Fruitcakes, a wide-eyed burst of insanity, is perhaps even more fun. The same mood is mounted here on something that is perhaps a little more obvious – a sort of more classically technobass feel that takes you quickly in hand before slamming you against the wall. The little touches are flavoured by the Detroit of Underground Resistance and Drexciya but are never as overt as that, and the tune works a grubby, delighted, magic through suggestion, the ghosts of those Motor-city ideas rather than the sounds themselves, as it ramps up the heat. It feels like a lost tune from UR’s classic Interstellar Fugitives compilation album with a similar nervous yet righteous energy acting as both guide and pacemaker.

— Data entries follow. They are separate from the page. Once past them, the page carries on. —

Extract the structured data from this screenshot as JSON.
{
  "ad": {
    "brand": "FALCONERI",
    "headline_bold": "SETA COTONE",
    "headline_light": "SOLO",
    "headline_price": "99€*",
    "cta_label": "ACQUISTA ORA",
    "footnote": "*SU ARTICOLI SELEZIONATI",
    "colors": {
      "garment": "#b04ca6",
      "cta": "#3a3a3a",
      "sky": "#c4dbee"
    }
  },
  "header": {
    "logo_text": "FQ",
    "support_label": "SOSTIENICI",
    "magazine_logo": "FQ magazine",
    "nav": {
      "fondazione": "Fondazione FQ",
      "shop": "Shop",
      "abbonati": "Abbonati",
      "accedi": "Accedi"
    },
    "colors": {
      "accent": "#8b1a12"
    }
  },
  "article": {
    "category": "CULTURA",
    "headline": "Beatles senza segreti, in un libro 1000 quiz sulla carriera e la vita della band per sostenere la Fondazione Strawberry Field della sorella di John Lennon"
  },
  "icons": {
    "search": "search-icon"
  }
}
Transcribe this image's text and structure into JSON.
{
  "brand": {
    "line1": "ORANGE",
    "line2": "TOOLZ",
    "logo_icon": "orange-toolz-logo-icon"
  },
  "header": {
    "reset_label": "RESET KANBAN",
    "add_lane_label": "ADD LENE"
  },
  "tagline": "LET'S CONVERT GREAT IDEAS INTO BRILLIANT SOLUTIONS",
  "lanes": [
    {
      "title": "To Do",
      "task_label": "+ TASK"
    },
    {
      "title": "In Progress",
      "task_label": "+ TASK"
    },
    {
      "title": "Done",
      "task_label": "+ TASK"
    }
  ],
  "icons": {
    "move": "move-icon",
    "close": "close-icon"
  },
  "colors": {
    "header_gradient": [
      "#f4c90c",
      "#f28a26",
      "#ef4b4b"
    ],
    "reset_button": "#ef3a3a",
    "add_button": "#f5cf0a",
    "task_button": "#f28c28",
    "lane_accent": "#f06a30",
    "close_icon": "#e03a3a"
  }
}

The other half of the EP resets everything, and it benefits from you resetting yourself as well. On Land the breaks vanish, replaced by a straightened, precise, and cybernetically 4/4 drive which paces itself beneath swirling half-colours. The tune evokes an older form of electronica, one that dates from before house music had made its full impact. It’s not so much in the unfurling sounds, for there are elements there just as at home in early, woozy, minimalist techno, but in the way the lazy, gentle, melody travels with the breeze kicked up by the shifting tide of the beats, and predicates its insistent warmth on a measured introspection.

Aesop, finally, blends many of the previous approaches and ideas together into a stark exploration of modern machine soul which drapes an almost R&B-like vibe over a graceful, half-stepping beat which locks the track down into a sinewy but unhurried groove and evokes the feel of something synthwavey refracted through far eastern ears. At times thick and rounded, at others almost spectral, it fades away into the haze far too quickly, leaving you hunting in the silence for any lingering embers. Always the mark of a great tune, and a great summation of a record which takes real pleasure in rewiring your expectations, and furnishes us with further proof that electro is slowly, but irrevocably, beginning to evolve into a brand new form.